When a correlation directive contains multiple rules, the indentation of the rules reveals the relationship between the rules. Indented rules have an AND relationship while parallel rules have an OR relationship.

For example, the screenshot below shows one of the built-in directives, AV Network attack, too many dropped inbound packets from DST_IP, which detects network attacks by observing dropped packets from any source IP address to a specific destination IP address on the Cisco PIX firewall. This directive has three correlation levels (denoted by the black triangles) and four rules (all named Firewall dropped packets).

Attribute relationships in Rules list.

The first rule is matched when the cisco-pix plugin identifies a "PIX:Deny inbound (No xlate) string" (SID 106011) event. AND, if the second rule also matches, 3 more such events occur within 10 seconds toward the same destination, the reliability of the directive event increases to 4. AND, if the third rule also matches, 5 more such events occur within 20 seconds toward the same destination, the reliability increases to 6. OR, if the last rule matches, 10 more such events occurred within 30 seconds toward the same destination, the reliability of the directive event increases to 8.

Using Negation and Commas

You can use negation (inserting an exclamation point before an item) to exclude items in a rule. Commas can be used to separate items when creating lists. Specific considerations must be made when using commas and exclamation points together in lists. When using commas to separate multiple elements in a list, the list must consist of exclusively non-negated items, or only negated items, and not a combination of both. Because a negation implies anything which is not the item being negated, the inclusion of non-negated items in the same list will create a contradictory logic for the scope of the list. For example, using a negation such as plugin_sid="5901, !5902" states that the rule will occur when matched with the plugin signature ID of 5901, while simultaneously stating that everything that doesn't match plugin signature ID 5902 should be used to match the rule, creating a contradiction in what will trigger the event. This logic also extends to subsequent rules in the directive.
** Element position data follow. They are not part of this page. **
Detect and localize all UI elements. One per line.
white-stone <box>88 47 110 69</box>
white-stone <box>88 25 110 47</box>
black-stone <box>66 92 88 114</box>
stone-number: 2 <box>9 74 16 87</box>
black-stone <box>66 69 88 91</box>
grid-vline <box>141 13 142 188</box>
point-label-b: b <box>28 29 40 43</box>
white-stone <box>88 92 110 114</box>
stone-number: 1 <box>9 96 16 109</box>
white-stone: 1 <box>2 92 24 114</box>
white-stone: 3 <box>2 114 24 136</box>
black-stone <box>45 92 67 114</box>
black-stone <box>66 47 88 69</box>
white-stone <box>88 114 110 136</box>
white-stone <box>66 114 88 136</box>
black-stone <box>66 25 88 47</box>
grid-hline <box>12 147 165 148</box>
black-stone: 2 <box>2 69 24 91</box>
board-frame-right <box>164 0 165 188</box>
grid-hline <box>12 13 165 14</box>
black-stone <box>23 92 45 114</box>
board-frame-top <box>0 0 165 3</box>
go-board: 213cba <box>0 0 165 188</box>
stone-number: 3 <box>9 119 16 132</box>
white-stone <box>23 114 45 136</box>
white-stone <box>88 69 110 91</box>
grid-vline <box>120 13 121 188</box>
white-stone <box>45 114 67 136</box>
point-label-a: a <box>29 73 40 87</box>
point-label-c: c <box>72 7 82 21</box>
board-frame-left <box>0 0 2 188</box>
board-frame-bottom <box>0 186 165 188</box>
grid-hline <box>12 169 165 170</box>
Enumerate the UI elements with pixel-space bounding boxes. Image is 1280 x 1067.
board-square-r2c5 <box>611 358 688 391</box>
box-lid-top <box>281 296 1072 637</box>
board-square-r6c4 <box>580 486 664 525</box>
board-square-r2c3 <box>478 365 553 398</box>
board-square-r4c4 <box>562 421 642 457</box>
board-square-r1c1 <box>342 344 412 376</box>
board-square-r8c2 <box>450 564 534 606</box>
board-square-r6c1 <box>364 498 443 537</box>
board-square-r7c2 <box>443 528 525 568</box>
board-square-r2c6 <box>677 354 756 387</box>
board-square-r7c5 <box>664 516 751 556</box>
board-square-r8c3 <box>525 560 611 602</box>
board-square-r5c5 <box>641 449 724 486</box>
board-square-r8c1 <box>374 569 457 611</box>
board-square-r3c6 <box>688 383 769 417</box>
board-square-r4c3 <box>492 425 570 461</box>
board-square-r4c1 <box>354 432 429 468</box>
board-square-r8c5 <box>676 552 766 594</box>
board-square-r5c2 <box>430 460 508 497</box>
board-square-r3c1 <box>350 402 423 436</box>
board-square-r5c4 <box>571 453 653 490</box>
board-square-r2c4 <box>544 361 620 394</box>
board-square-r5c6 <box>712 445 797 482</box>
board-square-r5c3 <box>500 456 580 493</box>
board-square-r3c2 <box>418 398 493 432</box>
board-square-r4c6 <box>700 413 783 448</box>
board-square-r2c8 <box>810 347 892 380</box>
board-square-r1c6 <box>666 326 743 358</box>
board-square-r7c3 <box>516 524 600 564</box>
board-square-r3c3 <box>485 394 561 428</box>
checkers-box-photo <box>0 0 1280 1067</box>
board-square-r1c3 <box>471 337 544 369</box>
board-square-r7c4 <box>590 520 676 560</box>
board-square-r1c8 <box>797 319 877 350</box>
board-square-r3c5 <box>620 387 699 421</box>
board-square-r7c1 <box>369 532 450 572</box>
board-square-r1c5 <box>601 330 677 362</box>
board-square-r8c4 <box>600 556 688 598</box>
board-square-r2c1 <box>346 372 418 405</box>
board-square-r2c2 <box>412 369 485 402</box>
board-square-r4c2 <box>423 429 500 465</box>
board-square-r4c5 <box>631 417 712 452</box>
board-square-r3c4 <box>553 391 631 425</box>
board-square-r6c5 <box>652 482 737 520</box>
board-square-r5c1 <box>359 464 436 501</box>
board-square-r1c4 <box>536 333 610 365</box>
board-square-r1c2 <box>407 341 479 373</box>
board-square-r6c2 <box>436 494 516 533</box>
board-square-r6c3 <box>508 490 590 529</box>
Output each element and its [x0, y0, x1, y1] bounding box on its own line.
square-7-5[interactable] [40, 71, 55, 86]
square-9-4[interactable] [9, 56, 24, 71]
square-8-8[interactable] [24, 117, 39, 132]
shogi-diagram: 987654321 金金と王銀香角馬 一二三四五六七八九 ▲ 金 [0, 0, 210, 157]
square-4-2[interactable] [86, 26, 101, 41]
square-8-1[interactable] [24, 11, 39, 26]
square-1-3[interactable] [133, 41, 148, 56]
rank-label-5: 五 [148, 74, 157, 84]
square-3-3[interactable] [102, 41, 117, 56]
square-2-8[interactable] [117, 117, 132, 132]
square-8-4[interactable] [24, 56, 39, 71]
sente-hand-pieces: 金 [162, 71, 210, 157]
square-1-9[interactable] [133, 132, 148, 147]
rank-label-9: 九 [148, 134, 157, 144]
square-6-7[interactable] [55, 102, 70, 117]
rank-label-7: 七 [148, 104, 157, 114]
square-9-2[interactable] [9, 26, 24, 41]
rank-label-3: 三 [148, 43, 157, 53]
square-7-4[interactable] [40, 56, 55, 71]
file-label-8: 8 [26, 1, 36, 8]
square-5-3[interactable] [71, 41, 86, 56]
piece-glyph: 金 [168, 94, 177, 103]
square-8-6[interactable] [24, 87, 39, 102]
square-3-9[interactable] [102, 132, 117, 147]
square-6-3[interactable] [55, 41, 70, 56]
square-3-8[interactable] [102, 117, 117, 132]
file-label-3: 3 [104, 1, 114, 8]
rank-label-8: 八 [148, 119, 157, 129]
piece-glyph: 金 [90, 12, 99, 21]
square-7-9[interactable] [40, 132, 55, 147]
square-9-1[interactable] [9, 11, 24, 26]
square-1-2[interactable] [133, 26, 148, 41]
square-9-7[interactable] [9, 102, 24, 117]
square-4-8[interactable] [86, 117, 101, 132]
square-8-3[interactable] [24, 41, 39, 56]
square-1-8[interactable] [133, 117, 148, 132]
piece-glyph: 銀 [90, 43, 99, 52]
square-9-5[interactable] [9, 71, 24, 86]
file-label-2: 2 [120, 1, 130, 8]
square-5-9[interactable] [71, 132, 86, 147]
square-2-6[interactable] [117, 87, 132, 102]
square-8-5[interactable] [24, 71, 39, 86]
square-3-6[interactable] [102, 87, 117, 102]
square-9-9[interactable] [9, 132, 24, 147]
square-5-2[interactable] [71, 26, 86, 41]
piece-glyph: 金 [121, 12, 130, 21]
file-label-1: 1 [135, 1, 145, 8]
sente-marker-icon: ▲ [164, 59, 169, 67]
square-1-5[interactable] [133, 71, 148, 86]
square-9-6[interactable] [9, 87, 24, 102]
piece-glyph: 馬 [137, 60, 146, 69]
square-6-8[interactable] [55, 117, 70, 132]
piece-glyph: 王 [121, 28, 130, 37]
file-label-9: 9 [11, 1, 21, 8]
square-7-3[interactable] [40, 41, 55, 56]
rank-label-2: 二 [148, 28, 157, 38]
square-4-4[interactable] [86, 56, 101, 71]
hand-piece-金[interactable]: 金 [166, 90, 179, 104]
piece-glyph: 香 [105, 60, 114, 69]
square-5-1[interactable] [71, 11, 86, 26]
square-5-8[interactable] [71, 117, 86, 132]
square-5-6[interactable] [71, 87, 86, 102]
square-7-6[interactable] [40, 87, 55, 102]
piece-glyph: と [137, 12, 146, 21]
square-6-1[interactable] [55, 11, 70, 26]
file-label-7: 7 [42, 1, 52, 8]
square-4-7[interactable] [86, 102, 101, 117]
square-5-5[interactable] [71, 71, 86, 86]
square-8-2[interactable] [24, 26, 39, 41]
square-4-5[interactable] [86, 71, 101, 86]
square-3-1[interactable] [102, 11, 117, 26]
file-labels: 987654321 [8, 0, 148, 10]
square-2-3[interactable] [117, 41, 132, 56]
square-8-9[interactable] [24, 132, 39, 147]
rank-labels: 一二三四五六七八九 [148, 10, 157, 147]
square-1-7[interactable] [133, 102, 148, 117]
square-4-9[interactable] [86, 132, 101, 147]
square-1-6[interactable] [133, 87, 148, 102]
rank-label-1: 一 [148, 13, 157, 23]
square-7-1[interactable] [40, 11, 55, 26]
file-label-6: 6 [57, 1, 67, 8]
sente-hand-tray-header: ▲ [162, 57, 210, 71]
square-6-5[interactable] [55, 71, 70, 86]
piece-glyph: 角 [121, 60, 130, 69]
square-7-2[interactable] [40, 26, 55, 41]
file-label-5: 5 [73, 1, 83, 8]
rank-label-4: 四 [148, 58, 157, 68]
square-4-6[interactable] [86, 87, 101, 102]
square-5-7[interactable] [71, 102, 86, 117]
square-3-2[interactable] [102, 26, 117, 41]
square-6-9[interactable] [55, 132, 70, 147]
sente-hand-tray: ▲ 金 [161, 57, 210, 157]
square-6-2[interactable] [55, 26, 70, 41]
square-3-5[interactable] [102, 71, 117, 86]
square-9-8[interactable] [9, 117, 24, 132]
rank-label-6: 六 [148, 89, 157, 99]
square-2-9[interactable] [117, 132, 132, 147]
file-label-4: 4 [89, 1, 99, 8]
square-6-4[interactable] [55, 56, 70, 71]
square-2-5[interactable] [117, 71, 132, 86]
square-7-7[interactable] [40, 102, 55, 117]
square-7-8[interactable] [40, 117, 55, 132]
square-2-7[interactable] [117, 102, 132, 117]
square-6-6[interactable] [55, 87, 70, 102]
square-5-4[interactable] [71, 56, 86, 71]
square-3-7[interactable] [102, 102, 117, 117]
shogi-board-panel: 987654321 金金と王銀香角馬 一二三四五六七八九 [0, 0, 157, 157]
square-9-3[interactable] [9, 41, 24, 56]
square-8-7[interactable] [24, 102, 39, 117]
Using Attribute Values from the Previous Rule

When there are multiple rules in a directive, subsequent rules often use the same value set in the previous rule. In the example above, the "1:DST_IP" notation in the TO attribute means to keep using the same destination IP selected in the first rule, to look for attacks against the same host. You can manually select the destination IP again, or you can use the option From a parent rule: Destination IP from level 1:

Use same value from level 1

You will find this option available when setting the Source, Source Port, Destination, Destination Port, Event Type (must select the data source first), and Sensor attributes. In addition, when editing String type attributes (see Correlation Rule Attributes), you can use the same <rule number>:<attribute name> notation. For example, "2:USERNAME" would mean to use the same user name chosen in the second rule.